Polaca, uma das primeiras trabalhadoras do Mercado: “Isto aqui é uma família”

     Ela é uma das pioneiras como mulher em peixarias e tem saudades das festas do Mercado Público, lá da sede campestre do Clube de Portugal, e dos bailes que aconteciam nos altos do Mercado – agora é só happy-hour. Ela é Hilda Maria dos Santos, está há 25 anos no Mercado, sempre trabalhando em peixaria, carinhosamente conhecida de todos como Polaca. Foi levada pelo marido, o Catarina, ex-pescador que foi “novinho” para o Mercado. Ele faleceu no ano passado. Começaram com uma banquinha, depois mais outra, com muito sacrifício para pagar os financiamentos. “No começo eu nem conhecia peixe. Sou de Cachoeira do Sul e nem sabia que lá é a terra do dourado. “Chegava aqui às 4 da manhã e saía às 8 da noite”, conta ela, lembrando que no começo quase não havia mulheres trabalhando em bancas de peixes no Mercado.

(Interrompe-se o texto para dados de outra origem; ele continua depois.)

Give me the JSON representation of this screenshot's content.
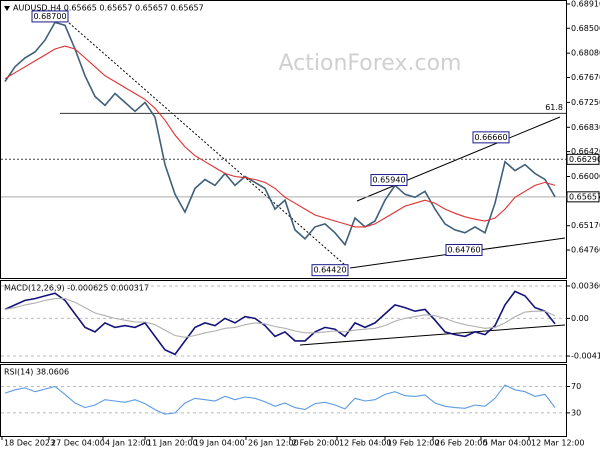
{
  "chart_data": [
    {
      "type": "line",
      "title": "AUDUSD,H4 0.65665 0.65657 0.65657 0.65657",
      "watermark": "ActionForex.com",
      "x": [
        0,
        1,
        2,
        3,
        4,
        5,
        6,
        7,
        8,
        9,
        10,
        11,
        12,
        13,
        14,
        15,
        16,
        17,
        18,
        19,
        20,
        21,
        22,
        23,
        24,
        25,
        26,
        27,
        28,
        29,
        30,
        31,
        32,
        33,
        34,
        35,
        36,
        37,
        38,
        39,
        40,
        41,
        42,
        43,
        44,
        45,
        46,
        47,
        48,
        49,
        50,
        51,
        52,
        53,
        54,
        55
      ],
      "xlim": [
        -0.5,
        56.2
      ],
      "ylim": [
        0.64288,
        0.68977
      ],
      "yticks": [
        {
          "value": 0.6891,
          "label": "0.68910"
        },
        {
          "value": 0.685,
          "label": "0.68500"
        },
        {
          "value": 0.6808,
          "label": "0.68080"
        },
        {
          "value": 0.6767,
          "label": "0.67670"
        },
        {
          "value": 0.6725,
          "label": "0.67250"
        },
        {
          "value": 0.6683,
          "label": "0.66830"
        },
        {
          "value": 0.6642,
          "label": "0.66420"
        },
        {
          "value": 0.66,
          "label": "0.66000"
        },
        {
          "value": 0.6517,
          "label": "0.65170"
        },
        {
          "value": 0.6476,
          "label": "0.64760"
        }
      ],
      "series": [
        {
          "color": "#3f5f7a",
          "values": [
            0.676,
            0.6785,
            0.68,
            0.681,
            0.683,
            0.686,
            0.6855,
            0.6815,
            0.677,
            0.6735,
            0.672,
            0.674,
            0.6725,
            0.671,
            0.6725,
            0.67,
            0.662,
            0.657,
            0.654,
            0.658,
            0.6595,
            0.6585,
            0.6605,
            0.6585,
            0.66,
            0.659,
            0.658,
            0.6545,
            0.656,
            0.651,
            0.6495,
            0.6515,
            0.652,
            0.6505,
            0.6485,
            0.653,
            0.6515,
            0.6525,
            0.656,
            0.6585,
            0.657,
            0.6565,
            0.6575,
            0.6545,
            0.652,
            0.651,
            0.6505,
            0.6515,
            0.6505,
            0.6555,
            0.6625,
            0.661,
            0.662,
            0.6605,
            0.6595,
            0.65657
          ]
        },
        {
          "color": "#e03030",
          "values": [
            0.6765,
            0.6775,
            0.6785,
            0.6795,
            0.6805,
            0.6815,
            0.682,
            0.6815,
            0.68,
            0.6785,
            0.677,
            0.676,
            0.675,
            0.674,
            0.673,
            0.6715,
            0.6695,
            0.667,
            0.665,
            0.6635,
            0.6625,
            0.6615,
            0.6605,
            0.66,
            0.6598,
            0.6595,
            0.659,
            0.658,
            0.6565,
            0.6555,
            0.6545,
            0.6535,
            0.653,
            0.6525,
            0.652,
            0.6515,
            0.6515,
            0.652,
            0.653,
            0.654,
            0.655,
            0.6555,
            0.656,
            0.6555,
            0.6545,
            0.6538,
            0.6532,
            0.6528,
            0.6525,
            0.653,
            0.6545,
            0.6565,
            0.6575,
            0.6585,
            0.659,
            0.6585
          ]
        }
      ],
      "price_lines": [
        {
          "value": 0.6629,
          "label": "0.66290",
          "style": "dotted"
        },
        {
          "value": 0.65657,
          "label": "0.65657",
          "style": "solid"
        }
      ],
      "level": {
        "value": 0.67065,
        "label": "61.8"
      },
      "annotations": [
        {
          "value": 0.687,
          "label": "0.68700",
          "x": 4.5
        },
        {
          "value": 0.6666,
          "label": "0.66660",
          "x": 48.6
        },
        {
          "value": 0.6594,
          "label": "0.65940",
          "x": 38.4
        },
        {
          "value": 0.6476,
          "label": "0.64760",
          "x": 45.9
        },
        {
          "value": 0.6442,
          "label": "0.64420",
          "x": 32.5
        }
      ]
    },
    {
      "type": "line",
      "title": "MACD(12,26,9) -0.000625 0.000317",
      "x": [
        0,
        1,
        2,
        3,
        4,
        5,
        6,
        7,
        8,
        9,
        10,
        11,
        12,
        13,
        14,
        15,
        16,
        17,
        18,
        19,
        20,
        21,
        22,
        23,
        24,
        25,
        26,
        27,
        28,
        29,
        30,
        31,
        32,
        33,
        34,
        35,
        36,
        37,
        38,
        39,
        40,
        41,
        42,
        43,
        44,
        45,
        46,
        47,
        48,
        49,
        50,
        51,
        52,
        53,
        54,
        55
      ],
      "xlim": [
        -0.5,
        56.2
      ],
      "ylim": [
        -0.00485,
        0.00427
      ],
      "yticks": [
        0.003606,
        {
          "value": 0,
          "label": "0.00"
        },
        -0.004188
      ],
      "series": [
        {
          "color": "#14147a",
          "values": [
            0.001,
            0.0015,
            0.002,
            0.0022,
            0.0025,
            0.0028,
            0.002,
            0.0005,
            -0.001,
            -0.0015,
            -0.0005,
            -0.001,
            -0.0008,
            -0.001,
            -0.0005,
            -0.002,
            -0.0035,
            -0.004,
            -0.0025,
            -0.001,
            -0.0005,
            -0.0008,
            0,
            -0.0005,
            0.0002,
            0,
            -0.0008,
            -0.002,
            -0.0015,
            -0.0025,
            -0.0025,
            -0.0015,
            -0.001,
            -0.0012,
            -0.002,
            -0.0005,
            -0.001,
            -0.0005,
            0.0005,
            0.0015,
            0.0012,
            0.0008,
            0.001,
            -0.0002,
            -0.0015,
            -0.0018,
            -0.002,
            -0.0015,
            -0.0018,
            -0.0008,
            0.0015,
            0.003,
            0.0025,
            0.0012,
            0.0008,
            -0.0006
          ]
        },
        {
          "color": "#b0b0b0",
          "values": [
            0.001,
            0.0012,
            0.0015,
            0.0017,
            0.002,
            0.0022,
            0.0022,
            0.0018,
            0.0012,
            0.0006,
            0.0003,
            0,
            -0.0002,
            -0.0004,
            -0.0004,
            -0.0007,
            -0.0013,
            -0.0019,
            -0.0021,
            -0.0019,
            -0.0016,
            -0.0014,
            -0.0011,
            -0.001,
            -0.0007,
            -0.0005,
            -0.0006,
            -0.0009,
            -0.0011,
            -0.0014,
            -0.0016,
            -0.0016,
            -0.0015,
            -0.0014,
            -0.0015,
            -0.0013,
            -0.0012,
            -0.0011,
            -0.0008,
            -0.0003,
            0,
            0.0002,
            0.0004,
            0.0003,
            0,
            -0.0004,
            -0.0007,
            -0.0009,
            -0.0011,
            -0.001,
            -0.0005,
            0.0002,
            0.0007,
            0.0008,
            0.0008,
            0.0003
          ]
        }
      ]
    },
    {
      "type": "line",
      "title": "RSI(14) 38.0606",
      "x": [
        0,
        1,
        2,
        3,
        4,
        5,
        6,
        7,
        8,
        9,
        10,
        11,
        12,
        13,
        14,
        15,
        16,
        17,
        18,
        19,
        20,
        21,
        22,
        23,
        24,
        25,
        26,
        27,
        28,
        29,
        30,
        31,
        32,
        33,
        34,
        35,
        36,
        37,
        38,
        39,
        40,
        41,
        42,
        43,
        44,
        45,
        46,
        47,
        48,
        49,
        50,
        51,
        52,
        53,
        54,
        55
      ],
      "xlim": [
        -0.5,
        56.2
      ],
      "ylim": [
        -5,
        104
      ],
      "yticks": [
        70,
        30
      ],
      "xticks": [
        {
          "value": -0.3,
          "label": "18 Dec 2023"
        },
        {
          "value": 4.4,
          "label": "27 Dec 04:00"
        },
        {
          "value": 9.8,
          "label": "4 Jan 12:00"
        },
        {
          "value": 14,
          "label": "11 Jan 20:00"
        },
        {
          "value": 18.7,
          "label": "19 Jan 04:00"
        },
        {
          "value": 24.1,
          "label": "26 Jan 12:00"
        },
        {
          "value": 28.5,
          "label": "2 Feb 20:00"
        },
        {
          "value": 33.2,
          "label": "12 Feb 04:00"
        },
        {
          "value": 38,
          "label": "19 Feb 12:00"
        },
        {
          "value": 42.8,
          "label": "26 Feb 20:00"
        },
        {
          "value": 47.6,
          "label": "5 Mar 04:00"
        },
        {
          "value": 52.4,
          "label": "12 Mar 12:00"
        }
      ],
      "series": [
        {
          "color": "#5b9be6",
          "values": [
            60,
            65,
            68,
            62,
            66,
            70,
            58,
            45,
            38,
            42,
            50,
            48,
            46,
            50,
            44,
            35,
            28,
            30,
            45,
            52,
            50,
            48,
            55,
            50,
            54,
            52,
            47,
            40,
            45,
            38,
            35,
            44,
            46,
            42,
            36,
            52,
            48,
            50,
            58,
            62,
            56,
            55,
            57,
            45,
            40,
            38,
            37,
            42,
            40,
            52,
            72,
            65,
            62,
            55,
            58,
            38.0606
          ]
        }
      ]
    }
  ]
}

Era ela e mais uma ou duas. Hoje já é mais comum ver mulheres, não só nas bancas de peixes, mas no Mercado todo. “No início foi difícil, trabalhar só entre homens, tinha muito machismo, mas depois foram se acostumando e respeitando”, diz ela. No começo mal sabia limpar um peixe, hoje já sabe fazer de tudo – menos filé, confessa – mas agora praticamente só comanda, administra, fica no caixa. Polaca afirma que gosta muito do Mercado: “Isto aqui é uma família e gosto muito de trabalhar com o público. A gente faz de tudo para agradar os fregueses.”
Polaca é valente. Diz que gosta muito de fazer “serviço de homens”. Queria mesmo era assentar pedra, azulejo. “A mulher às vezes é a cabeça da casa” conta esta trabalhadora de 58 anos que não perdeu a ternura, com saudades dos bailes e dos “bons tempos” do antigo movimento da Semana Santa, quando não se podia nem caminhar entre as peixarias de tanta gente, como ela diz.